La fauna della valle dei calanchi:
Il popolamento animale del comprensorio non si distingue
molto da quello presente, in generale, in tutta la Tuscia:
ci si trova in un'area caratterizzata da geomorfologia
collinare con territori sottoposti a colture agricole
e tratti di aree boscate. Tra gli uccelli sono presenti
diversi rapaci diurni e notturni: tra i primi segnaliamo
lo sparviere (Accipiter nisus), la poiana (Buteo buteo),
il gheppio (Falco tinnunculus) ed il lodolaio (Falco subbuteo);
tra i notturni sono presenti la civetta (Athene noctua),
il barbagianni (Tyto alba), l'assiolo (Otus scops), il
gufo comune (Asio otus) e l'allocco (Strix aluco). Tra
gli altri uccelli presenti il picchio verde (Picus viridis)
nelle aree boscate, il martin pescatore (Alcedo atthis)
nei pressi dei corsi d'acqua, la taccola (Corvus monedula)

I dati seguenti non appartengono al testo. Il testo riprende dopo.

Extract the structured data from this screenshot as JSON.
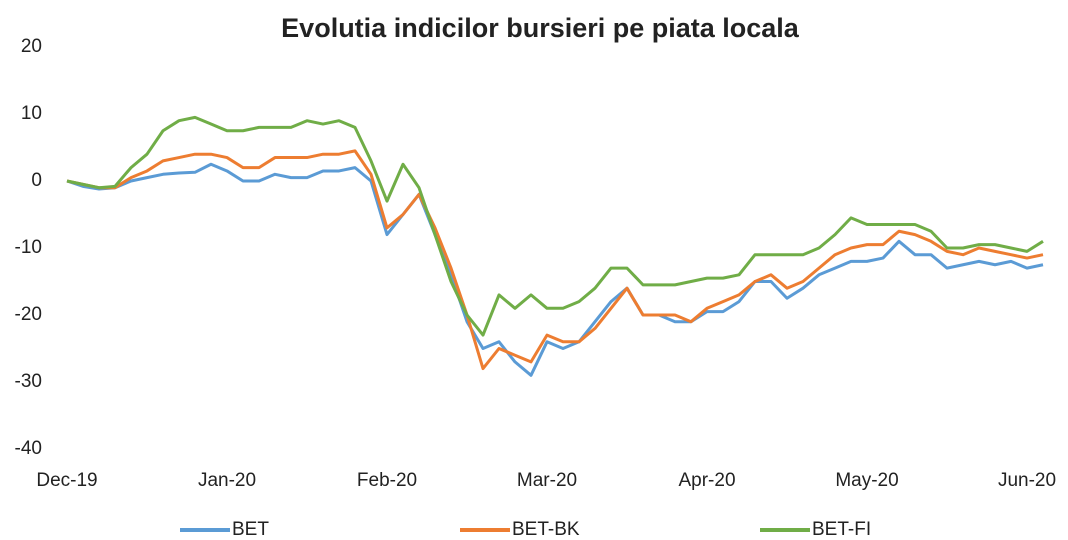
{
  "chart_data": {
    "type": "line",
    "title": "Evolutia indicilor bursieri pe piata locala",
    "categories": [
      "Dec-19",
      null,
      null,
      null,
      null,
      null,
      null,
      null,
      null,
      null,
      "Jan-20",
      null,
      null,
      null,
      null,
      null,
      null,
      null,
      null,
      null,
      "Feb-20",
      null,
      null,
      null,
      null,
      null,
      null,
      null,
      null,
      null,
      "Mar-20",
      null,
      null,
      null,
      null,
      null,
      null,
      null,
      null,
      null,
      "Apr-20",
      null,
      null,
      null,
      null,
      null,
      null,
      null,
      null,
      null,
      "May-20",
      null,
      null,
      null,
      null,
      null,
      null,
      null,
      null,
      null,
      "Jun-20",
      null
    ],
    "series": [
      {
        "name": "BET",
        "color": "#5b9bd5",
        "values": [
          0,
          -0.8,
          -1.2,
          -1,
          0,
          0.5,
          1,
          1.2,
          1.3,
          2.5,
          1.5,
          0,
          0,
          1,
          0.5,
          0.5,
          1.5,
          1.5,
          2,
          0,
          -8,
          -5,
          -2,
          -8,
          -14,
          -21,
          -25,
          -24,
          -27,
          -29,
          -24,
          -25,
          -24,
          -21,
          -18,
          -16,
          -20,
          -20,
          -21,
          -21,
          -19.5,
          -19.5,
          -18,
          -15,
          -15,
          -17.5,
          -16,
          -14,
          -13,
          -12,
          -12,
          -11.5,
          -9,
          -11,
          -11,
          -13,
          -12.5,
          -12,
          -12.5,
          -12,
          -13,
          -12.5
        ]
      },
      {
        "name": "BET-BK",
        "color": "#ed7d31",
        "values": [
          0,
          -0.5,
          -1,
          -1,
          0.5,
          1.5,
          3,
          3.5,
          4,
          4,
          3.5,
          2,
          2,
          3.5,
          3.5,
          3.5,
          4,
          4,
          4.5,
          1,
          -7,
          -5,
          -2,
          -7,
          -13,
          -20,
          -28,
          -25,
          -26,
          -27,
          -23,
          -24,
          -24,
          -22,
          -19,
          -16,
          -20,
          -20,
          -20,
          -21,
          -19,
          -18,
          -17,
          -15,
          -14,
          -16,
          -15,
          -13,
          -11,
          -10,
          -9.5,
          -9.5,
          -7.5,
          -8,
          -9,
          -10.5,
          -11,
          -10,
          -10.5,
          -11,
          -11.5,
          -11
        ]
      },
      {
        "name": "BET-FI",
        "color": "#70ad47",
        "values": [
          0,
          -0.5,
          -1,
          -0.8,
          2,
          4,
          7.5,
          9,
          9.5,
          8.5,
          7.5,
          7.5,
          8,
          8,
          8,
          9,
          8.5,
          9,
          8,
          3,
          -3,
          2.5,
          -1,
          -8,
          -15,
          -20,
          -23,
          -17,
          -19,
          -17,
          -19,
          -19,
          -18,
          -16,
          -13,
          -13,
          -15.5,
          -15.5,
          -15.5,
          -15,
          -14.5,
          -14.5,
          -14,
          -11,
          -11,
          -11,
          -11,
          -10,
          -8,
          -5.5,
          -6.5,
          -6.5,
          -6.5,
          -6.5,
          -7.5,
          -10,
          -10,
          -9.5,
          -9.5,
          -10,
          -10.5,
          -9
        ]
      }
    ],
    "ylim": [
      -40,
      20
    ],
    "yticks": [
      -40,
      -30,
      -20,
      -10,
      0,
      10,
      20
    ],
    "grid": false,
    "legend": "bottom"
  }
}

ed il piccione (Columba livia) negli abitati e sulle rupi
tufacee. Tra i mammiferi sono frequenti la volpe (Vulpes
vulpes), l'istrice (Hystrix cristata), il riccio (Erinaceus
europaeus), il cinghiale (Sus scrofa); tra i mustelidi
sono presenti il tasso (Meles meles), la faina (Martes
foina) e la donnola (Mustela nivalis). Nei corsi d'acqua
dell'area, di cui i principali sono il Rio Torbido ed
il Fosso di Lubriano, è possibile osservare il
raro tritone crestato (Triturus cristatus) e la salamandra
pezzata (Salamandra salamandra). Interessante la presenza
della lepre italica (Lepus corsicanus), in via d'estizione
poiché sopraffatta dalla lepre europea (Lepus europaeus)
importata a scopo venatorio. Una curiosità: nelle
zone più impervie dei calanchi, dove raramente
l'uomo giunge, vivono gruppi di capre ormai selvatiche.